Solidaridad compartida
Nunca supe con certeza mi identidad. Para algunos fui una tómbola en la que se rifaba una multitud de objetos lujosos. Para los poderes públicos, fui una lotería estatal que debía someterse a la legislación del Ministerio de Hacienda.
En aquellos tiempos, Don Bosco sufría por las deudas. Los muchachos del Oratorio aumentaban sin cesar. Debía proveerles de acomodo, alimento, vestido, libros… Precisaba una economía sólida para hacer frente a tantas necesidades. Las limosnas eran insignificantes; diminutas gotas de agua sobre un terreno árido. Fue entonces cuando pensó en mí: una lotería.
Recibida la conformidad legal del Ministerio de Hacienda, tomaron forma los miembros de mi cuerpo.
Primeramente, vio la luz mi cerebro. Estaba formado por una docena de personalidades de probada honestidad. Controlarían mi gestación. Orientarían mi crecimiento. Certificarían mi transparencia.
Mis manos se fortalecieron escribiendo cientos de cartas solicitando objetos valiosos a la nobleza: vajillas, relojes de bolsillo, óleos de pintores afamados, enciclopedias, cajas chinas con incrustaciones de nácar, aguamaniles…
Mis pies recorrieron la ciudad ofreciendo miles de papeletas rigurosamente numeradas.
Finalmente creció el resto de mi cuerpo. Lo formaban 3.251 objetos de valor que descansaban sobre las mesas de una gran exposición. Aguardaban la extracción de los números premiados.

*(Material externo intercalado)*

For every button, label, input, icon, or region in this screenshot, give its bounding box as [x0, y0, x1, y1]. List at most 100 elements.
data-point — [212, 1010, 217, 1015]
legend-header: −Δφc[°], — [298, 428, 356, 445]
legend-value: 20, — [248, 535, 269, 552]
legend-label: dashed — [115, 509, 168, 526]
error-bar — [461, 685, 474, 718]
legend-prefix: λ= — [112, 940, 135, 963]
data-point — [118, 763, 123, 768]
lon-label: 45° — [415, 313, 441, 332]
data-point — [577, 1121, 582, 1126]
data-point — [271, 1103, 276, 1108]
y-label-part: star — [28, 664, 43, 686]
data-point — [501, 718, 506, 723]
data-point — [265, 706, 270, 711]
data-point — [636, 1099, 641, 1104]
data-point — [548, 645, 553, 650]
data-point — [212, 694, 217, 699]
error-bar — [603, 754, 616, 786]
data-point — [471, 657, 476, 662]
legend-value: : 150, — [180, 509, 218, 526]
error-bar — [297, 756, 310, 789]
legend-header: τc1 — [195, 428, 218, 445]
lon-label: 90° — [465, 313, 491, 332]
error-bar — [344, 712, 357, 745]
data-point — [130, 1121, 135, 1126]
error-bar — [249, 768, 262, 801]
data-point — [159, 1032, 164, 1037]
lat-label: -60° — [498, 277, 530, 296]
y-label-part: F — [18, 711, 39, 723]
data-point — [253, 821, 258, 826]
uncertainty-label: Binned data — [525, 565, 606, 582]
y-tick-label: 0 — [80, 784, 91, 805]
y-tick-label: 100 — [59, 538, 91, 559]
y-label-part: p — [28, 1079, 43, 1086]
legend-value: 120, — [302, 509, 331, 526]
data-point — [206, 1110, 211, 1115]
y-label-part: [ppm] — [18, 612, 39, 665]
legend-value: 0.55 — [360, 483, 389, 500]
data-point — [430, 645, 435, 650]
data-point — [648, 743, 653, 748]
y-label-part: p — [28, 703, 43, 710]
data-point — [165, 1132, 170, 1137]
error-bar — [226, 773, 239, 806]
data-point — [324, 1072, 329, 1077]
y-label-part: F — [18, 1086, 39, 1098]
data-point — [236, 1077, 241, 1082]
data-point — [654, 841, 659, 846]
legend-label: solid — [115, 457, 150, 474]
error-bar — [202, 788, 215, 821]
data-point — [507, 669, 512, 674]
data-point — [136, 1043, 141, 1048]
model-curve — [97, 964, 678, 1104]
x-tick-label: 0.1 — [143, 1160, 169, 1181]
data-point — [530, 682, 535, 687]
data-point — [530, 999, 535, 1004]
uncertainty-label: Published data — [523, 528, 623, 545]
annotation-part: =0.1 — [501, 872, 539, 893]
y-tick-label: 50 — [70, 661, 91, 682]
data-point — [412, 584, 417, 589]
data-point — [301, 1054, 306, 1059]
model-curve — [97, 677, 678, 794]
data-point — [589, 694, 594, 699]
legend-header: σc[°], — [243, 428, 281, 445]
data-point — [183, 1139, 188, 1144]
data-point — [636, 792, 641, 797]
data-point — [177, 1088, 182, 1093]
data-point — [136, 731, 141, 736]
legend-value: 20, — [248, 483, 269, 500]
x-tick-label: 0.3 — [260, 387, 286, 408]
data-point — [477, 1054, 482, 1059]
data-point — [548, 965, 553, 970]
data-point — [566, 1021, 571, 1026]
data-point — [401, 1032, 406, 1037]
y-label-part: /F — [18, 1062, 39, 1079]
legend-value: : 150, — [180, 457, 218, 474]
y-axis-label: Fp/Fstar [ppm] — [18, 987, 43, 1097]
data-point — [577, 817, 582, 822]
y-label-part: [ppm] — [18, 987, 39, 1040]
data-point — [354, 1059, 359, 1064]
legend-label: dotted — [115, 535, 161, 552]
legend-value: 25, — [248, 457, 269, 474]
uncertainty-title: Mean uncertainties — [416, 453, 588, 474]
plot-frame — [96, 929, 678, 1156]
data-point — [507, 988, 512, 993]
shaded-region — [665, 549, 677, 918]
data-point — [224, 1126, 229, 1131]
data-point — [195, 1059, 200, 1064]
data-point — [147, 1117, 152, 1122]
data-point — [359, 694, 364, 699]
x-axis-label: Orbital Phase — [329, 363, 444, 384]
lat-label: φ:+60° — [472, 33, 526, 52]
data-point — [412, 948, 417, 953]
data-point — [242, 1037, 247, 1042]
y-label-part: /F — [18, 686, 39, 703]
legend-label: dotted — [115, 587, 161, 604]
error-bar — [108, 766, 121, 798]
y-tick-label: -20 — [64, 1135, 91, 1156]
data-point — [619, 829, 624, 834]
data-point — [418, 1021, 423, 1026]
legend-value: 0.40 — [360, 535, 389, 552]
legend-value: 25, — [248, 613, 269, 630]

Tomé conciencia de mi misión. Iba a convertirme en pan para los chicos del Oratorio; en libros para nutrir su cultura; en prendas de abrigo para paliar el frío del invierno… Fui trigo sembrado en el surco. Y la cosecha resultó abundante: 76.000 liras, fruto de la caridad.
Enseguida me apresuré a restañar los desgarros económicos del Oratorio. Cicatricé las heridas producidas por las deudas. Don Bosco liquidó todos los pagos pendientes. Aunque debilitado por tanto desembolso, me sentía feliz. Quedaba casi la mitad de mi cuerpo para afrontar el futuro.
Entonces ocurrió lo inesperado. Don Bosco me tomó entre sus manos. Me depositó en una pequeña caja. Salió del Oratorio. ¿A dónde nos dirigíamos?
Tras un breve recorrido, entró en «La Pequeña Casa de la Providencia»; un hospital cercano al Oratorio que acogía a enfermos pobres. En él se devolvía la dignidad a personas laceradas por graves enfermedades y convertidas en deshechos por la sociedad. Entregó generosamente lo que restaba de mi cuerpo.
Mientras salía del hospital, se giró. Me miró por última vez. Yo le hice un guiño de complicidad desde la caja. Él me lo devolvió, musitando en voz baja: «Lo que habéis recibido gratis, dadlo gratis». Se alejó sonriendo. Nunca más supe de él.
Nota: 1851. Crece el número de muchachos acogidos en el Oratorio. Aumentan los gastos. La construcción de la iglesia de san Francisco de Sales agrava la situación. Don Bosco realiza una gran lotería. Compartió los beneficios con el cercano hospital de «El Cottolengo» (MBe IV, 325-329; 354-356; 404; 469-470).